Title: Gaussian Differential Privacy
Abstract: Privacy-preserving data analysis has been put on a firm mathematical foundation since the introduction of differential privacy (DP) in 2006. This privacy definition, however, has some well-known weaknesses: notably, it does not tightly handle composition. In this talk, we propose a relaxation of DP that we term "f-DP", which has a number of appealing properties and avoids some of the difficulties associated with prior relaxations. This relaxation allows for lossless reasoning about composition and post-processing, and notably, a direct way to analyze privacy amplification by subsampling. We define a canonical single-parameter family of definitions within our class that is termed "Gaussian Differential Privacy", based on hypothesis testing of two shifted normal distributions.
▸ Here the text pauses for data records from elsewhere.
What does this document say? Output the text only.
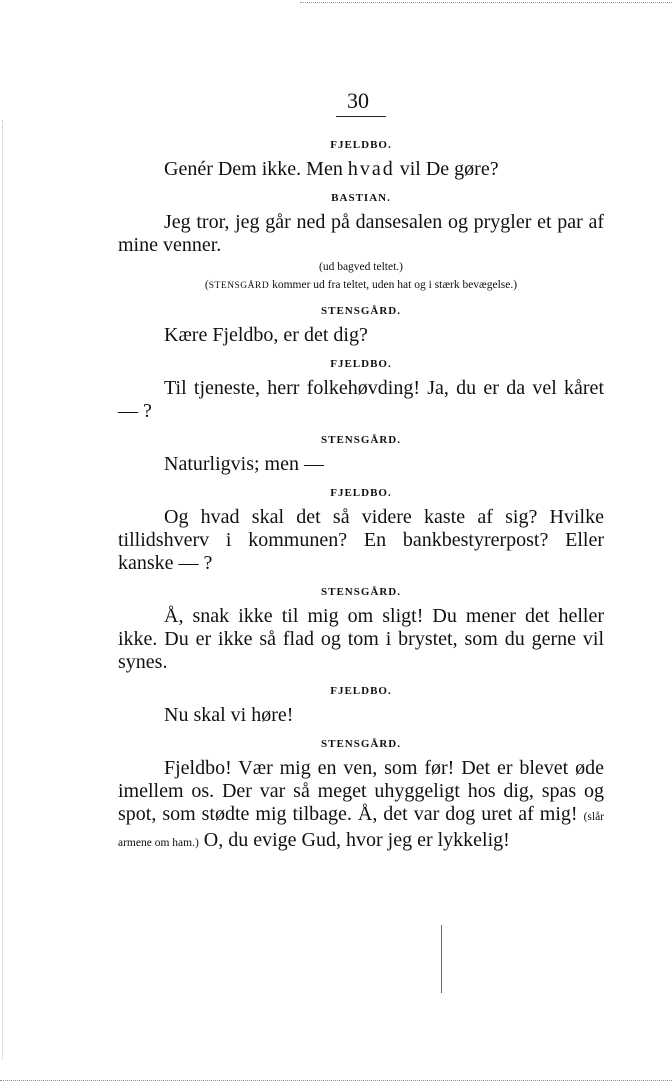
30
FJELDBO.

Genér Dem ikke. Men hvad vil De gøre?

BASTIAN.

Jeg tror, jeg går ned på dansesalen og prygler et par af mine venner.

(ud bagved teltet.)
(STENSGÅRD kommer ud fra teltet, uden hat og i stærk bevægelse.)
STENSGÅRD.

Kære Fjeldbo, er det dig?

FJELDBO.

Til tjeneste, herr folkehøvding! Ja, du er da vel kåret — ?

STENSGÅRD.

Naturligvis; men —

FJELDBO.

Og hvad skal det så videre kaste af sig? Hvilke tillidshverv i kommunen? En bankbestyrerpost? Eller kanske — ?

STENSGÅRD.

Å, snak ikke til mig om sligt! Du mener det heller ikke. Du er ikke så flad og tom i brystet, som du gerne vil synes.

FJELDBO.

Nu skal vi høre!

STENSGÅRD.

Fjeldbo! Vær mig en ven, som før! Det er blevet øde imellem os. Der var så meget uhyggeligt hos dig, spas og spot, som stødte mig tilbage. Å, det var dog uret af mig! (slår armene om ham.) O, du evige Gud, hvor jeg er lykkelig!
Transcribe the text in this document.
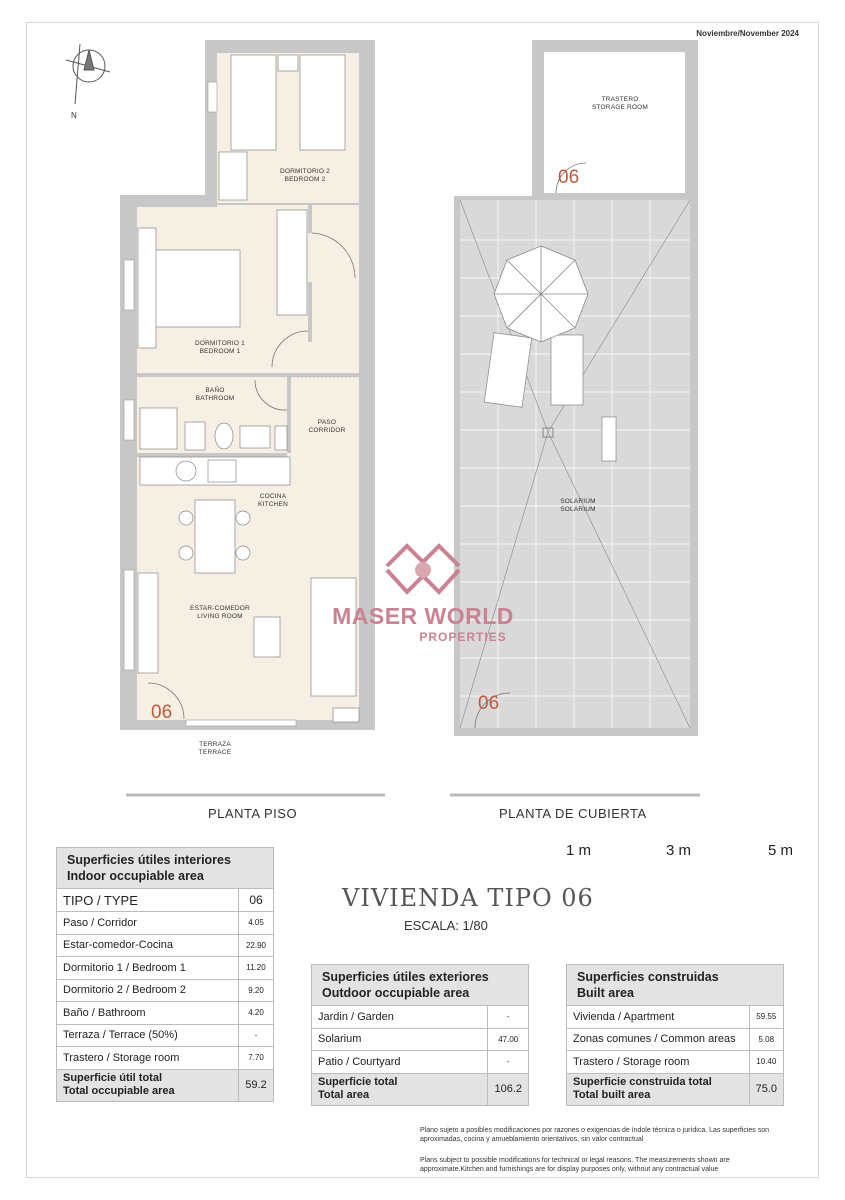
Noviembre/November 2024
N
DORMITORIO 2
BEDROOM 2
DORMITORIO 1
BEDROOM 1
BAÑO
BATHROOM
PASO
CORRIDOR
COCINA
KITCHEN
ESTAR-COMEDOR
LIVING ROOM
TERRAZA
TERRACE
06
TRASTERO
STORAGE ROOM
SOLARIUM
SOLARIUM
06
06
MASER WORLD
PROPERTIES
PLANTA PISO	PLANTA DE CUBIERTA
1 m	3 m	5 m
VIVIENDA TIPO 06
ESCALA: 1/80
Superficies útiles interiores
Indoor occupiable area	

TIPO / TYPE	06
Paso / Corridor	4.05
Estar-comedor-Cocina	22.90
Dormitorio 1 / Bedroom 1	11.20
Dormitorio 2 / Bedroom 2	9.20
Baño / Bathroom	4.20
Terraza / Terrace (50%)	-
Trastero / Storage room	7.70

Superficie útil total
Total occupiable area	59.2
Superficies útiles exteriores
Outdoor occupiable area	

Jardin / Garden	-
Solarium	47.00
Patio / Courtyard	-

Superficie total
Total area	106.2
Superficies construidas
Built area	

Vivienda / Apartment	59.55
Zonas comunes / Common areas	5.08
Trastero / Storage room	10.40

Superficie construida total
Total built area	75.0
Plano sujeto a posibles modificaciones por razones o exigencias de índole técnica o jurídica. Las superficies son aproximadas, cocina y amueblamiento orientativos, sin valor contractual
Plans subject to possible modifications for technical or legal reasons. The measurements shown are approximate.Kitchen and furnishings are for display purposes only, without any contractual value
We prove that this family is focal to f-DP by introducing a central limit theorem, which shows that the privacy guarantees of any hypothesis-testing based definition of privacy converge to Gaussian differential privacy in the limit under composition. We also demonstrate a central limit theorem phenomenon for high-dimensional query answering, which gives rise to an uncertainty principle style result showing that for any mechanism, the product of its privacy guarantee and estimation loss is lower bounded by the dimension. Finally, we demonstrate the use of the tools we develop by giving an improved analysis of the privacy guarantees of noisy stochastic gradient descent. This is based on joint work with Jinshuo Dong, Aaron Roth, Zhiqi Bu, Qi Long, and Linjun Zhang.
Key words: Differential privacy, hypothesis testing, Neyman-Pearson lemma, composition, subsampling, deep learning.